Bovenizer didn’t think he could be that helpful, as he hadn’t witnessed anything himself. But he thought Sherlock should know something. He had a second cousin named Brian Gilmartin, who was the son of a man named Chuck Gilmartin, who was Bovenizer’s uncle and Hughes’s uncle. Chuck Gilmartin was also the man who had identified Hughes’ body at the morgue. David Gilmartin, the good friend of John Hughes and Larry Raddatz, was another of Chuck’s nephews.
As the murder investigation was floundering, Chuck Gilmartin, who was a lawyer himself, had done some investigating on his own. He had done what he could for the family at the time, including trying to get a civil case off the ground and helping to talk to Mestrovic before she went to the grand jury.
There was a file of what had been quietly collected, Bovenizer told Sherlock. Another lawyer named Jimmy Gorman had given Brian Gilmartin a copy of it just months before Gorman died, and Gilmartin still had it. Did Sherlock maybe want to look at it?
“Wait, what?” Sherlock said, not believing his good fortune.
When he got Brian Gilmartin on the phone, he learned it was true. Gorman had passed him a copy of the file in December 2015, maybe knowing that his health was failing and wanting it preserved in the event anyone ever needed it. Gilmartin had taken it to his workplace, an asset management company on Clark Street, and had never even looked at it. The collection of old paperwork was still sitting there.
Gorman had never really said why he wanted Gilmartin to be the one to have the papers. Maybe because he knew Gilmartin’s father also had investigated the Hughes case. He had only made one request: “Just keep it.”
Soon it was in Sherlock’s hands. It was stuffed with reports that had never been included in the CPD master file for the Hughes case,
and how Jimmy Gorman or Chuck Gilmartin had gotten them mattered little. Sherlock inventoried the file, restoring much of the paperwork to the official record, and it felt good. Whoever had whitewashed it before was no longer going to have that victory. Inventory #14352738 was back where it belonged.

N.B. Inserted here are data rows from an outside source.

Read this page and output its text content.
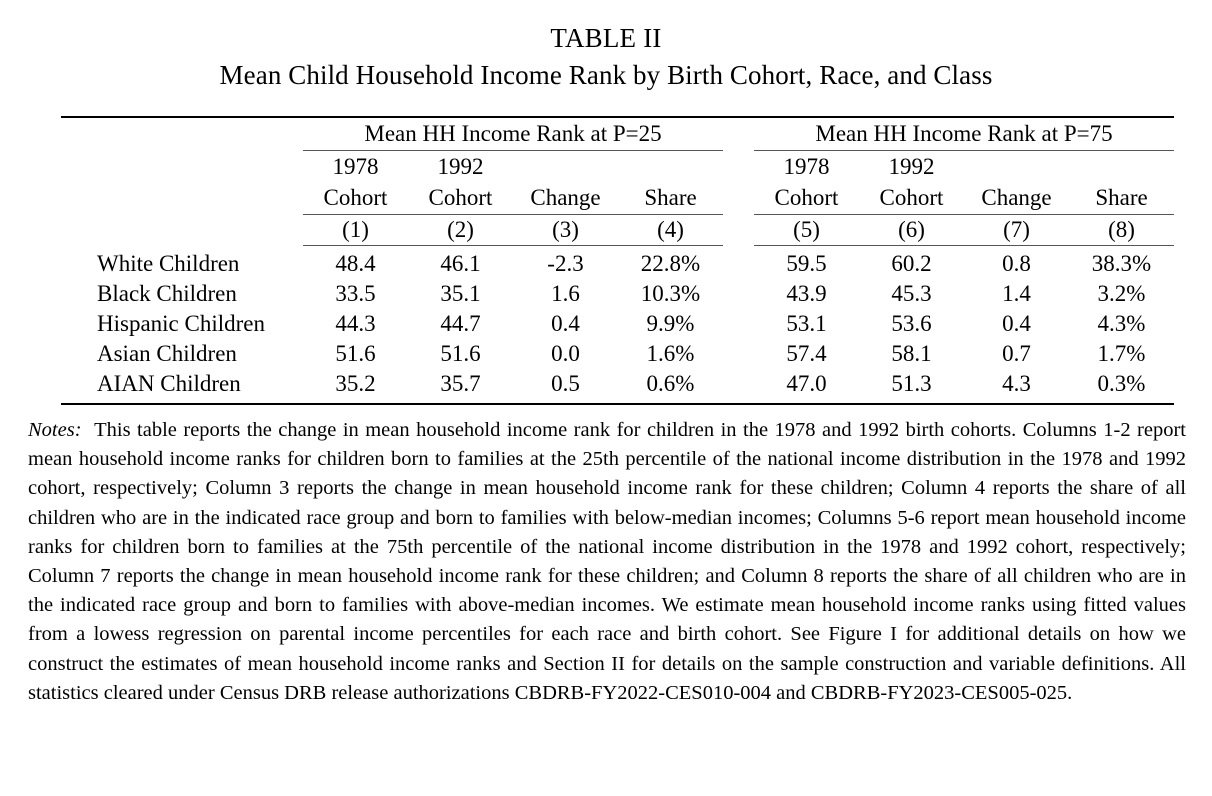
TABLE II
Mean Child Household Income Rank by Birth Cohort, Race, and Class

	Mean HH Income Rank at P=25					Mean HH Income Rank at P=75			

	1978	1992				1978	1992		
	Cohort	Cohort	Change	Share		Cohort	Cohort	Change	Share

	(1)	(2)	(3)	(4)		(5)	(6)	(7)	(8)

White Children	48.4	46.1	-2.3	22.8%		59.5	60.2	0.8	38.3%
Black Children	33.5	35.1	1.6	10.3%		43.9	45.3	1.4	3.2%
Hispanic Children	44.3	44.7	0.4	9.9%		53.1	53.6	0.4	4.3%
Asian Children	51.6	51.6	0.0	1.6%		57.4	58.1	0.7	1.7%
AIAN Children	35.2	35.7	0.5	0.6%		47.0	51.3	4.3	0.3%

Notes: This table reports the change in mean household income rank for children in the 1978 and 1992 birth cohorts. Columns 1-2 report mean household income ranks for children born to families at the 25th percentile of the national income distribution in the 1978 and 1992 cohort, respectively; Column 3 reports the change in mean household income rank for these children; Column 4 reports the share of all children who are in the indicated race group and born to families with below-median incomes; Columns 5-6 report mean household income ranks for children born to families at the 75th percentile of the national income distribution in the 1978 and 1992 cohort, respectively; Column 7 reports the change in mean household income rank for these children; and Column 8 reports the share of all children who are in the indicated race group and born to families with above-median incomes. We estimate mean household income ranks using fitted values from a lowess regression on parental income percentiles for each race and birth cohort. See Figure I for additional details on how we construct the estimates of mean household income ranks and Section II for details on the sample construction and variable definitions. All statistics cleared under Census DRB release authorizations CBDRB-FY2022-CES010-004 and CBDRB-FY2023-CES005-025.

“The Gorman file,” as Sherlock came to call it, was enough paper to fill a large legal accordion folder, and included a mishmash of actual police reports, supporting documents, detective notes, Gorman’s handwritten updates, and newspaper clippings. Sherlock’s attention was immediately drawn to the police documents, mostly because they were in the file at all. Much of what he saw had either never made it to the official Hughes file or apparently been purged later.
One sheet slipped among the first dozen or so pages carried a date of May 17, 1976, just two days after Hughes was killed. RELEASE PRISONER was the title of the form, right at the top. The document stated that a seventeen-year-old by the name of Nick Costello had been arrested by officer John Furmanek, confirming part of what Furmanek had told the FBI in 2005.
“Above arrested for investigation into the fatal shooting of John Hughes which occurred at Root & Lowe on 15 May 1976,” it continued, in typed letters. “Insufficient evidence to place any charges at this time.”
And beneath that, another interesting note. The form had space for someone to type witness names beneath the heading “Persons who viewed subject.” And someone in fact had typed a name there: “Mary F. Mestrovic.”
So someone in the Ninth District had made a record of Mestrovic positively identifying Costello as being in the car the shot was fired from.
The form requested that the subject, Costello, be released immediately. It was signed by Lieutenant Joseph Curtin, one of the ranking leaders, along with Townsend and Haberkorn, who—per Furmanek’s version of events—had gone off to meet by themselves after Mestrovic identified Costello. According to the sheet, Costello had been arrested at 4:17 PM and was out by 9:15 PM.